December 4, 2019 | Posted in : Article / Book, Billing / Fee Guidelines, Billing Practices, Billing Record / Entries, E-Billing / Matter Management, Fee Data / Fee Analytics, Hourly Rates, Legal Spend, Litigation Management, Study / Report

A recent the American Lawyer article by Dan Packel, “Why Firms Struggle With Outside Counsel Guidelines – and Pay the Price,” reports on a new survey that draws a straight line between lower realization rates and law firms’ failure to communicate the substance of outside counsel guidelines to billing attorneys.  The article reads:

Law firms are struggling to comply with clients’ outside counsel guidelines, leading to slower rates of realization and increasing write-offs, according to a recent report from timekeeping technology company Bellefield and the Association of Legal Administrators.  In the groups’ inaugural survey of respondents from nearly 200 law firms, they found that firms’ failure to communicate the substance of these guidelines to the attorneys who actually bill leads to invoices that are rejected or reduced.

“They’ve got to make that business case to attorneys,” said Patricia Nagy, a director at Proxy PR who helped write the report.  “Attorneys are being overwhelmed with new tasks, in terms of compliance and information governance, but this one hits directly and immediately to their pocketbooks if they don’t comply.”

While corporate legal departments have been probing the consequences of these outside counsel guidelines for several years, this is the first effort to gauge their impact on law firms.  The survey received participation from 198 firms, over 20% of which have over 300 attorneys.  Almost 35% had between 51 and 299 attorneys, and nearly 30% had between 10 and 50.

Nagy said that she was surprised to discover that nearly one-quarter of firms surveyed made no effort at all to communicate these guidelines to billing attorneys.  Over 52% of firms share these guidelines with attorneys via email, and 24% simply post them on the firm’s intranet, with the hopes that lawyers look at them.  “We weren’t surprised there were a lot of process failures,” Nagy said.  “What was surprising was the degree of the failures, and that a lot of them were using ‘hope’ strategies.”  Indeed, even among the firms that communicate these guidelines to billing attorneys, 82% do not require acknowledgment of receipt, and attorneys are only monitored to ensure they are following guidelines 55% of the time.

As a consequence, when navigating clients’ e-billing systems, firms are finding that an increasing number of invoices are being rejected, even as firms have managed to keep rates robust.  The ALA and Bellefield survey shows that 70% of firms believe that e-billing has not improved billing and collections, with billing and collection cycles expanding, for the most part by 30 days, according to 41% of respondents, or 60 days, per 29%.

Rejections are also a growing problem.

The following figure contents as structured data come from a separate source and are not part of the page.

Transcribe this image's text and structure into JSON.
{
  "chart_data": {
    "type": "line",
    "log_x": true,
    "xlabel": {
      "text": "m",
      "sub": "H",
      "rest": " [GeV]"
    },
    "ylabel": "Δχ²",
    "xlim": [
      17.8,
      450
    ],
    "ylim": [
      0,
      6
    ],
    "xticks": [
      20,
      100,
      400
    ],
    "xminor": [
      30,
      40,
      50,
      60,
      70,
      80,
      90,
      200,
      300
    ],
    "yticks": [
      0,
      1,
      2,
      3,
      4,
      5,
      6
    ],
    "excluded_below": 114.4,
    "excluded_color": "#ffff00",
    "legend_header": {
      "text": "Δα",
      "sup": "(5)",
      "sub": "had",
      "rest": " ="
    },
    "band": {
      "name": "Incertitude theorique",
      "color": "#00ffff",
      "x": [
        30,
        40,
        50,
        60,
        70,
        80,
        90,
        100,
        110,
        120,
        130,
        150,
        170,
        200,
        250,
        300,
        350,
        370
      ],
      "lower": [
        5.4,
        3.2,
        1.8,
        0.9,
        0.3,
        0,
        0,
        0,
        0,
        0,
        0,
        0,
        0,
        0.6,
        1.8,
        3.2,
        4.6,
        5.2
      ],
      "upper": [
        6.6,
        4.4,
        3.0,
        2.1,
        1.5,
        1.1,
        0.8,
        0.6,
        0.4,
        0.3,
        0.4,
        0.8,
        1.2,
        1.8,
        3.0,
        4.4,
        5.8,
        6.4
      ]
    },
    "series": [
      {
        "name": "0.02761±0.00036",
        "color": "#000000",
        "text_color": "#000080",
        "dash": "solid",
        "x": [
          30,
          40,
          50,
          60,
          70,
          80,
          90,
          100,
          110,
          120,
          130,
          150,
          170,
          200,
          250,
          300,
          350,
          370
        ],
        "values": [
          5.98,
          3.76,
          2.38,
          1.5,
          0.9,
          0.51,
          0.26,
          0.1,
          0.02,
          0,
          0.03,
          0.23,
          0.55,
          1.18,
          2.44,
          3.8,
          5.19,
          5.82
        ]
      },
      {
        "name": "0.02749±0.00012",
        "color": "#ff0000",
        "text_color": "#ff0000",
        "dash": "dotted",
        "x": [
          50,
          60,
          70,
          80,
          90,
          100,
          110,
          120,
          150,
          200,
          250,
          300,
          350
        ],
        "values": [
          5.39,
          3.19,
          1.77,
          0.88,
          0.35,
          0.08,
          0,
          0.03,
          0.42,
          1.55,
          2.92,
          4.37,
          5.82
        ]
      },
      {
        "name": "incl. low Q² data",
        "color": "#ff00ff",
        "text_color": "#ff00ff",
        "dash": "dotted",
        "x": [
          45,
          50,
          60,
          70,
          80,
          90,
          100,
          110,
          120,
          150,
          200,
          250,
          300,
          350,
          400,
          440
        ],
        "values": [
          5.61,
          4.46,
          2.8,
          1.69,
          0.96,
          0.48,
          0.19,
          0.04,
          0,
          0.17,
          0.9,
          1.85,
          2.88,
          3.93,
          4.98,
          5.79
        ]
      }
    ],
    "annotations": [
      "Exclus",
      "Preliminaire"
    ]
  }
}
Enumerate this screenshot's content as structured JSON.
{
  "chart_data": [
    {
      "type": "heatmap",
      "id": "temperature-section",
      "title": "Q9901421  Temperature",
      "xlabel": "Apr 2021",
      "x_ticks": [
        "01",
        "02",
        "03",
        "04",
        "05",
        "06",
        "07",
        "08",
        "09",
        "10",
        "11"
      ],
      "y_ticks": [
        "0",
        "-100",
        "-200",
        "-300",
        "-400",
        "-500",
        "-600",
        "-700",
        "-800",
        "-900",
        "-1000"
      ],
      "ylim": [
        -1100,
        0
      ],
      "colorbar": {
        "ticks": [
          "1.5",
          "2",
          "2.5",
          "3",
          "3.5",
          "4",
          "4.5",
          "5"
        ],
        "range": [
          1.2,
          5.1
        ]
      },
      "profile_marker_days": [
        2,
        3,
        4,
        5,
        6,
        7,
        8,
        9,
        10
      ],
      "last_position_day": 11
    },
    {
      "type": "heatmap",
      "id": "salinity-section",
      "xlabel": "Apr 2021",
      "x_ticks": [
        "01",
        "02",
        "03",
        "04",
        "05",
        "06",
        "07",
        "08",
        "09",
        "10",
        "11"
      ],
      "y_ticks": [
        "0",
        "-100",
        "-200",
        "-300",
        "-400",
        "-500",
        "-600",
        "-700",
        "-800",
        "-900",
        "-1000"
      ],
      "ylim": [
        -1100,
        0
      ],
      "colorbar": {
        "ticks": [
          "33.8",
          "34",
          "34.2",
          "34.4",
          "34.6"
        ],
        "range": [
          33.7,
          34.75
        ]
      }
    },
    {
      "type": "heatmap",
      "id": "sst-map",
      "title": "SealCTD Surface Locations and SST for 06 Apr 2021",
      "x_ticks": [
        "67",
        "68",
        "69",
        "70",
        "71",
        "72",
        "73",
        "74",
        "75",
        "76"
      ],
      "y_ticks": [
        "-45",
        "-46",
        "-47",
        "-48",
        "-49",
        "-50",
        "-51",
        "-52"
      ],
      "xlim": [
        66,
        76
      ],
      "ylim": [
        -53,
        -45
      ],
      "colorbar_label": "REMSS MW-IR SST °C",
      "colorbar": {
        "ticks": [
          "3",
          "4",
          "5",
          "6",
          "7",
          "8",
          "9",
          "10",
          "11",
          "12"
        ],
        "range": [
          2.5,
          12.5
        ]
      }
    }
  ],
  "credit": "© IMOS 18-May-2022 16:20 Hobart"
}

Nearly half the firms surveyed experience 5% to 10% of their e-bills rejected or reduced.  And 15% do not appeal rejections, either because of inadequate staffing or because they treat them as a cost of doing business.  Nagy noted that as clients increasingly use metrics to evaluate outside counsel, firms that make less friction during the invoicing process are more likely to receive repeat business.

Asked how they would like to improve the process, nearly 60% of respondents asked for more visibility into what corporate law departments actually want.  This tracks with a conclusion that these guidelines have actually made it harder for firms to communicate with clients, a sentiment shared with 40% of respondents, compared to 11% who point to improved communications.  And 45% of respondents hoped for a technological solution that would help them make sense of these guidelines.  With different guidelines coming in from each client, automation becomes a particularly challenging task.